On October 29, Manila’s mayor Isko Moreno signed an anti-discrimination law that prohibits any discrimination based on “Sexual Orientation or Gender Identity or Expression” (SOGIE).

According to the decree, discrimination is defined as:

“any distinction, exclusion, restriction or other differential treatment based directly or indirectly on sexual orientation, gender identity and expression and having the purpose or effect of nullifying or impairing the recognition, enjoyment or exercise of equal rights”.

 

Manila thus joined Quezon City and several other cities in the Philippines that had introduced the law last year after almost two decades of repeated requests from the Philippine LGBTIQ* community.
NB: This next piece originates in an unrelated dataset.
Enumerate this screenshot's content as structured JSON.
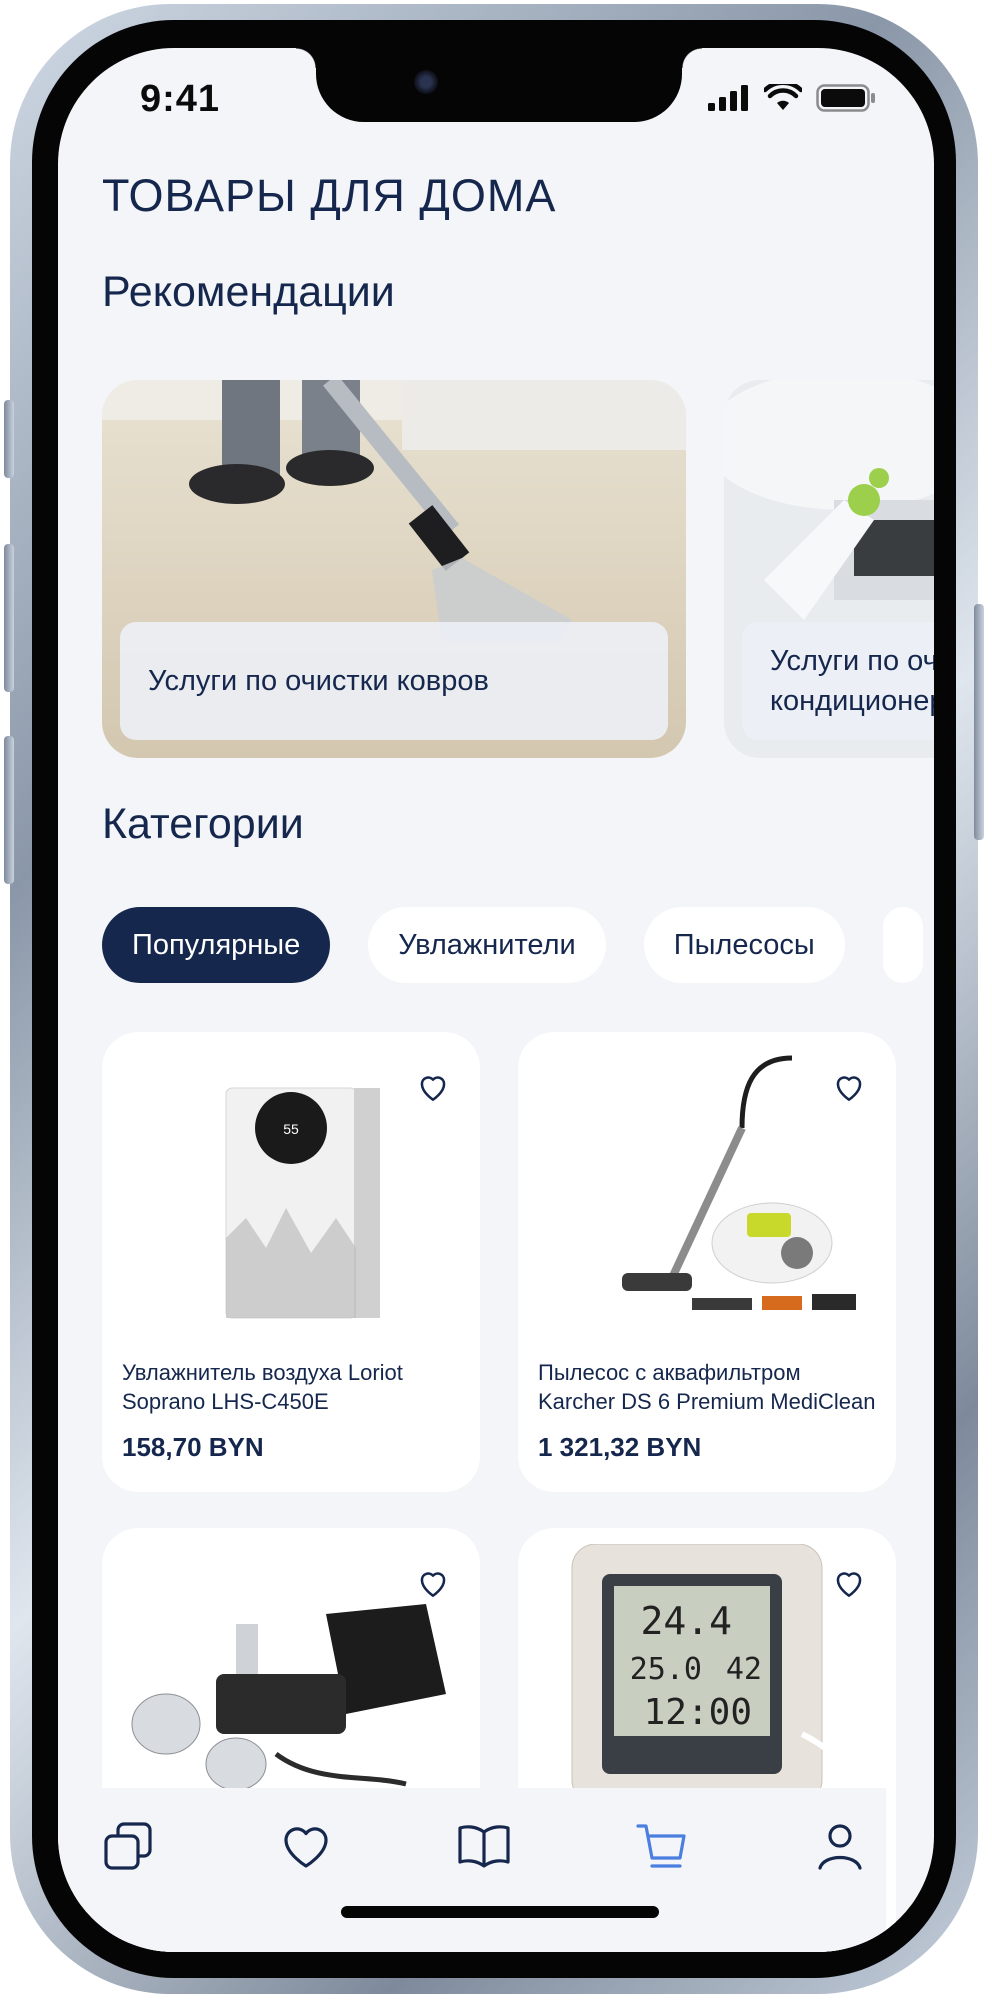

“I hope this is just a beginning”

With the words, “I hope this is just a beginning,” Mayor Isko Moreno addressed the population directly in the Manila Bulletin. He himself has always had the support of the LGBTIQ* community, Moreno wrote.https://twitter.com/IskoMoreno/status/1321742274531745793

“Queer people have always played an important role in my work and on my journey through life. They were among those who helped me get out of poverty by giving me the opportunity to become part of show business, especially during my time with ‘That’s Entertainment'”.

Therefore, it is time that “those who look down on our homosexual friends pay for their actions,” Moreno said. No member of the queer community should suffer any more from any form of discrimination, “neither in the workplace nor in schools or educational institutions, nor on social media platforms.

 

Groundbreaking bottom-up concept

 

 

Each Barangay – the lowest level in the administrative structure in the Philippines, which is similar in structure to a village, town or district – is assigned to establish a LGBTIQ* contact point. Queers whose rights against discrimination have been violated can lodge a complaint with the Barangay chairman, who is responsible for documenting all incidents of physical, emotional or psychological abuse and representing the rights and interests of the aggrieved members of the LGBTIQ* community.

Gender-neutral toilets are also planned. Within three years of the adoption of the ordinance, gender-neutral toilets must be installed in restaurants, bars, stores, cinemas, shopping malls and other similar business facilities open to the general public.